「原発に依存しない社会」へ

再稼働は安全性、住民理解が大前提 
エネルギー政策に関する公明党の考え 

政府は、エネルギー政策に関する工程表の年内取りまとめに向けた議論を続けています。こうした中、公明党総合エネルギー対策本部は12日、政府に提言を申し入れました。特に原発政策に関する公明党の考えについて、赤羽一嘉本部長(幹事長代行)が答えました。

――提言では、引き続き「原発に依存しない社会」の実現を訴えている。

赤羽 ロシアのウクライナ侵略をきっかけに、国内のエネルギー安全保障の危機が顕在化しています。今回の提言では、エネルギーの自給率向上・脱炭素化を進めつつ、安定供給を確保するため、徹底した省エネルギーの取り組みや再生可能エネルギーの主力電源化などで、公明党がこれまで訴えてきた「原発に依存しない社会」の実現をめざすよう求めています。

――原発の再稼働に対する公明党の考え方は。

赤羽 これまで通り、原子力規制委員会による世界で最も厳しい規制基準の安全検査に合格し、かつ地元住民の理解を得ることを大前提に、再稼働を認める立場です。運転期間は従来通り「原則40年、延長20年」の制限は維持。ただ、2011年の東日本大震災以降、安全審査などで稼働を停止していた期間については、原子炉は劣化しないことから、その期間分に限り、延長はやむを得ないと党として判断しました。
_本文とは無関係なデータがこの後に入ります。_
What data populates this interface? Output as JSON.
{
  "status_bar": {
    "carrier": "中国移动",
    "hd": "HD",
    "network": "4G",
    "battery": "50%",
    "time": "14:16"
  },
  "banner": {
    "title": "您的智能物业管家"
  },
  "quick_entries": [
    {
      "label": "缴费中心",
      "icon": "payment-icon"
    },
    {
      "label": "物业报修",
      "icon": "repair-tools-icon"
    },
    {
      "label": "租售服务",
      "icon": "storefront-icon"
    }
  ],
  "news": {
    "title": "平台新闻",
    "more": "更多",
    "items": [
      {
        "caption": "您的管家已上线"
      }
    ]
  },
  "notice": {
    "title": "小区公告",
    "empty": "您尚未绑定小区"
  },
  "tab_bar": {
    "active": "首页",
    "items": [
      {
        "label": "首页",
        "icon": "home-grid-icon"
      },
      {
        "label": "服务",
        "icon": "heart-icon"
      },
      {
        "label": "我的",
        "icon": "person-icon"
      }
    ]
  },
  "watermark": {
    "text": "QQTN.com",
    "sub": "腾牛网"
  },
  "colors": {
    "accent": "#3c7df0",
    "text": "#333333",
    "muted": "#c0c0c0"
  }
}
いずれにせよ、全国60基の原発のうち、24基は廃炉が決定。再稼働が認められた原子炉も、運転期間が終了次第、廃炉となるため、将来的に「原発に依存しない社会」は実現します。

■新増設認めず

――原発の新増設、建て替えについては。

赤羽 東京電力福島第1原発事故の反省と教訓から、原子力に対する国民の認識は今なお厳しく、新増設は認められません。

建て替えについては、一部の原発立地自治体から“廃炉が決まった原子炉の代わりに同じ敷地内に建て替えたい”との声が出たことを受け、党内で議論。結果、地元からの強い要望があり、建設する原子炉の安全性が既存原発より向上する場合に限り、例外的に、その可能性を追求することを否定しないとしました。ただ、実際に対象となりうる原子炉は、全国で2カ所と極めて限られています。

――再エネでどれくらいの電力を賄えるのか。

赤羽 太陽光や風力発電は天候に左右されるため、365日24時間、フル発電できない特性があり、再エネだけで100%電力を賄うのは困難です。党提言では、30年度再エネ比率36~38%を実現し、主力電源とするべく、政府が前面に立ち、長年の懸案事項の蓄電池の大容量化・低コスト化、発電地域から消費地への全国規模の送電網の増強などを主張。また、再エネ設備の設置に関する規制緩和など事業環境の整備や、GX(グリーントランスフォーメーション)投資を活用しての官民一体での技術開発や事業化の推進を訴えています。